Chronicling the history of a medium is always a tricky business. Invariably, in choosing who to include and who to leave out, it is impossible to satisfy every academian and still create an interesting, well-rounded, and easily readable text. Rush himself is Director of the Palm Beach Institute of Contemporary Art, and is currently co-organizing a biennial exhibition of video art along with an international team of consultants including Lori Zippay of Electronic Arts Intermix. This gives him a great deal of clout as an author and video historian. As his publicist claims, "there has been no complete, up-to-date overview of this influential art form in English," and Video Art seems to be positioned as the historical and critical answer to this absence.

However, Video Art functions better as a gorgeous coffee table reader then a serious history text. With an enormous diversity of full- and half-page color stills, the book is a treat to peruse although much of the visual documentation is confusingly situated with respect to the images themselves. The historical overviews it contains are cursory at best, with Rush relying on laundry-list type sentences to outline trains of artistic contemporaries and preferring to let stills and their lengthy captions describe specific pieces and artists. Understandably, Rush focuses on some artists to the detriment of others but often to an extreme: while artists like Ham June Paik and Vito Acconci are admirably described at several points in the book, several artists (Sadie Benning is an example) featured on the "artist list" directly following the title page are mentioned only in passing, listed with their contemporaries, only their name and date of birth offered.

Rush's real skill comes towards the end of the book, where be begins to uncover trends and ideas common to the most contemporary video pieces.
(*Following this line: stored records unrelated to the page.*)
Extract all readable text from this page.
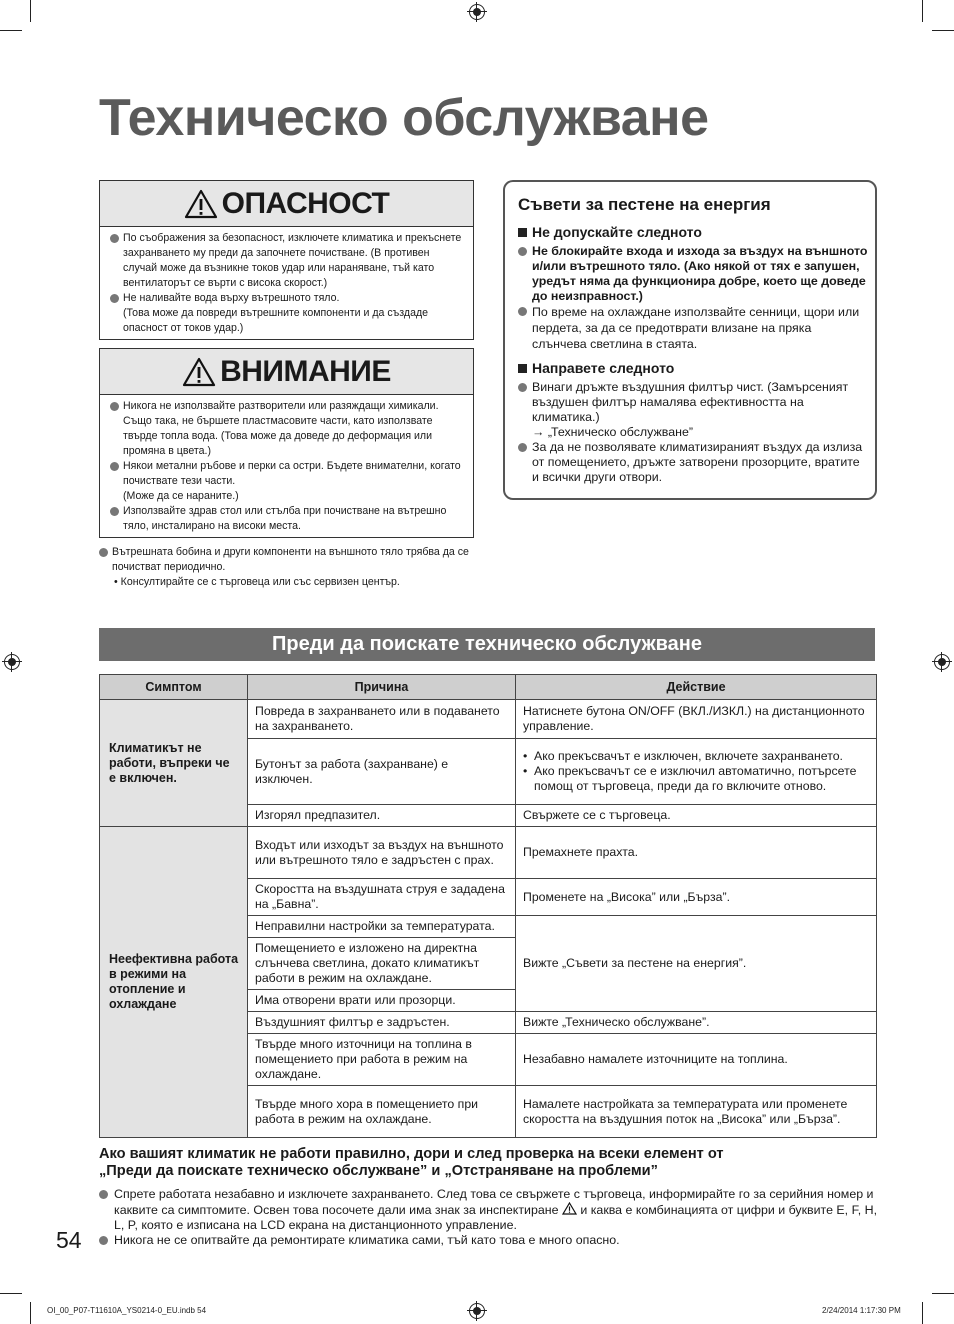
Техническо обслужване
ОПАСНОСТ
По съображения за безопасност, изключете климатика и прекъснете захранването му преди да започнете почистване. (В противен случай може да възникне токов удар или нараняване, тъй като вентилаторът се върти с висока скорост.)
Не наливайте вода върху вътрешното тяло.
(Това може да повреди вътрешните компоненти и да създаде опасност от токов удар.)
ВНИМАНИЕ
Никога не използвайте разтворители или разяждащи химикали. Също така, не бършете пластмасовите части, като използвате твърде топла вода. (Това може да доведе до деформация или промяна в цвета.)
Някои метални ръбове и перки са остри. Бъдете внимателни, когато почиствате тези части.
(Може да се нараните.)
Използвайте здрав стол или стълба при почистване на вътрешно тяло, инсталирано на високи места.
Вътрешната бобина и други компоненти на външното тяло трябва да се почистват периодично.
• Консултирайте се с търговеца или със сервизен център.
Съвети за пестене на енергия
Не допускайте следното
Не блокирайте входа и изхода за въздух на външното и/или вътрешното тяло. (Ако някой от тях е запушен, уредът няма да функционира добре, което ще доведе до неизправност.)
По време на охлаждане използвайте сенници, щори или пердета, за да се предотврати влизане на пряка слънчева светлина в стаята.
Направете следното
Винаги дръжте въздушния филтър чист. (Замърсеният въздушен филтър намалява ефективността на климатика.)
→ „Техническо обслужване”
За да не позволявате климатизираният въздух да излиза от помещението, дръжте затворени прозорците, вратите и всички други отвори.
Преди да поискате техническо обслужване
Симптом	Причина	Действие
Климатикът не работи, въпреки че е включен.	Повреда в захранването или в подаването на захранването.	Натиснете бутона ON/OFF (ВКЛ./ИЗКЛ.) на дистанционното управление.
	Бутонът за работа (захранване) е изключен.	• Ако прекъсвачът е изключен, включете захранването.
• Ако прекъсвачът се е изключил автоматично, потърсете помощ от търговеца, преди да го включите отново.

	Изгорял предпазител.	Свържете се с търговеца.
Неефективна работа в режими на отопление и охлаждане	Входът или изходът за въздух на външното или вътрешното тяло е задръстен с прах.	Премахнете прахта.
	Скоростта на въздушната струя е зададена на „Бавна”.	Променете на „Висока” или „Бърза”.
	Неправилни настройки за температурата.	Вижте „Съвети за пестене на енергия”.
	Помещението е изложено на директна слънчева светлина, докато климатикът работи в режим на охлаждане.	
	Има отворени врати или прозорци.	
	Въздушният филтър е задръстен.	Вижте „Техническо обслужване”.
	Твърде много източници на топлина в помещението при работа в режим на охлаждане.	Незабавно намалете източниците на топлина.
	Твърде много хора в помещението при работа в режим на охлаждане.	Намалете настройката за температурата или променете скоростта на въздушния поток на „Висока” или „Бърза”.
Ако вашият климатик не работи правилно, дори и след проверка на всеки елемент от
„Преди да поискате техническо обслужване” и „Отстраняване на проблеми”
Спрете работата незабавно и изключете захранването. След това се свържете с търговеца, информирайте го за серийния номер и каквите са симптомите. Освен това посочете дали има знак за инспектиране и каква е комбинацията от цифри и буквите E, F, H, L, P, която е изписана на LCD екрана на дистанционното управление.
Никога не се опитвайте да ремонтирате климатика сами, тъй като това е много опасно.
54
OI_00_P07-T11610A_YS0214-0_EU.indb 54	2/24/2014 1:17:30 PM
His knowledge of artists from around the world is extensive and intelligent and his commentary is insightful, and belies his position as a curator of some experience. Also included is a select bibliography and chronology of important video works, which ends the text on a positive note Sometimes insightful and sometimes inspiring, Video Art is a flashy romp through the history of video but is far from being a definitive critical text.